El derroche de calidad del número 2 del mundo dejó poco margen a la sorpresa. Hubo un primer set con diferencias cualitativas bochornosas; un segundo, en el que Schuettler varió la estrategia para golpear al mallorquín con más contundencia; y un tercero que finalmente corroboró la destreza del segundo favorito.
El arranque torpe del verdugo de Arnaud Clement contrastó con el poderío del manacorense. Schuettler lo pasaba mal ante un ciclón que encadenaba golpes ganadores -un total de 40-, mostraba una derecha descomunal y apenas le dejaba espacio para respirar.
Nadal fue inaccesible durante la primera manga. El mallorquín, que se ha metido por tercer año consecutivo en la final de este torneo, es el mejor Nadal en hierba. Lo repetía hoy en el All England Club Manolo Santana.
A cada latigazo que le asestaba el tenista balear -que sólo en el primer set rubricó 12 golpes ganadores-, su rival se despachaba a gusto con una retahíla de lo que parecían improperios en su lengua. Producto, claro, de la frustración.
Diferencias cualitativas espectaculares.

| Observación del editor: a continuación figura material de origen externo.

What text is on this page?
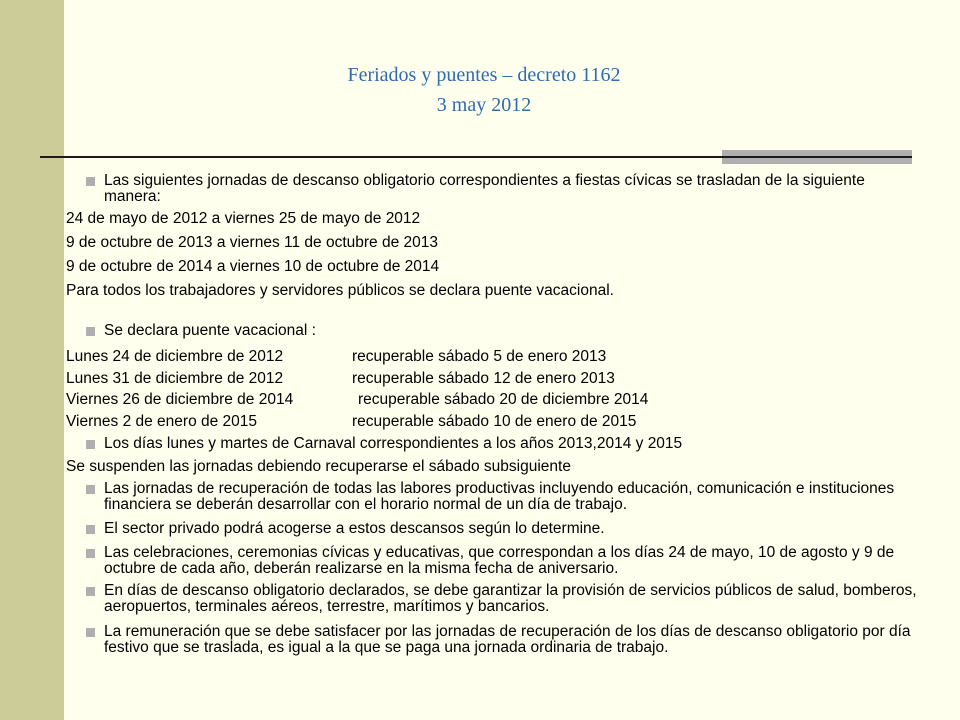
Feriados y puentes – decreto 1162
3 may 2012
Las siguientes jornadas de descanso obligatorio correspondientes a fiestas cívicas se trasladan de la siguiente manera:
24 de mayo de 2012 a viernes 25 de mayo de 2012
9 de octubre de 2013 a viernes 11 de octubre de 2013
9 de octubre de 2014 a viernes 10 de octubre de 2014
Para todos los trabajadores y servidores públicos se declara puente vacacional.
Se declara puente vacacional :
Lunes 24 de diciembre de 2012	recuperable sábado 5 de enero 2013
Lunes 31 de diciembre de 2012	recuperable sábado 12 de enero 2013
Viernes 26 de diciembre de 2014	recuperable sábado 20 de diciembre 2014
Viernes 2 de enero de 2015	recuperable sábado 10 de enero de 2015
Los días lunes y martes de Carnaval correspondientes a los años 2013,2014 y 2015
Se suspenden las jornadas debiendo recuperarse el sábado subsiguiente
Las jornadas de recuperación de todas las labores productivas incluyendo educación, comunicación e instituciones financiera se deberán desarrollar con el horario normal de un día de trabajo.
El sector privado podrá acogerse a estos descansos según lo determine.
Las celebraciones, ceremonias cívicas y educativas, que correspondan a los días 24 de mayo, 10 de agosto y 9 de octubre de cada año, deberán realizarse en la misma fecha de aniversario.
En días de descanso obligatorio declarados, se debe garantizar la provisión de servicios públicos de salud, bomberos, aeropuertos, terminales aéreos, terrestre, marítimos y bancarios.
La remuneración que se debe satisfacer por las jornadas de recuperación de los días de descanso obligatorio por día festivo que se traslada, es igual a la que se paga una jornada ordinaria de trabajo.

Schuettler se comportó como el semifinalista improbable, como un invitado sorpresa a una cena en la que sólo disfrutaba del menú uno de los comensales.
El número 2 del mundo le castigó en todos los departamentos. Aprovechó cada una de las carencias técnicas que mostró el germano para romperle el servicio en el primer juego; para encadenar un segundo con un 40-0 y para quebrar de nuevo al verdugo de Santiano Ventura y de Guillermo García en esta edición en el tercero.
Hoy, las hermanas Venus y Serena Williams protagonizan la final femenina.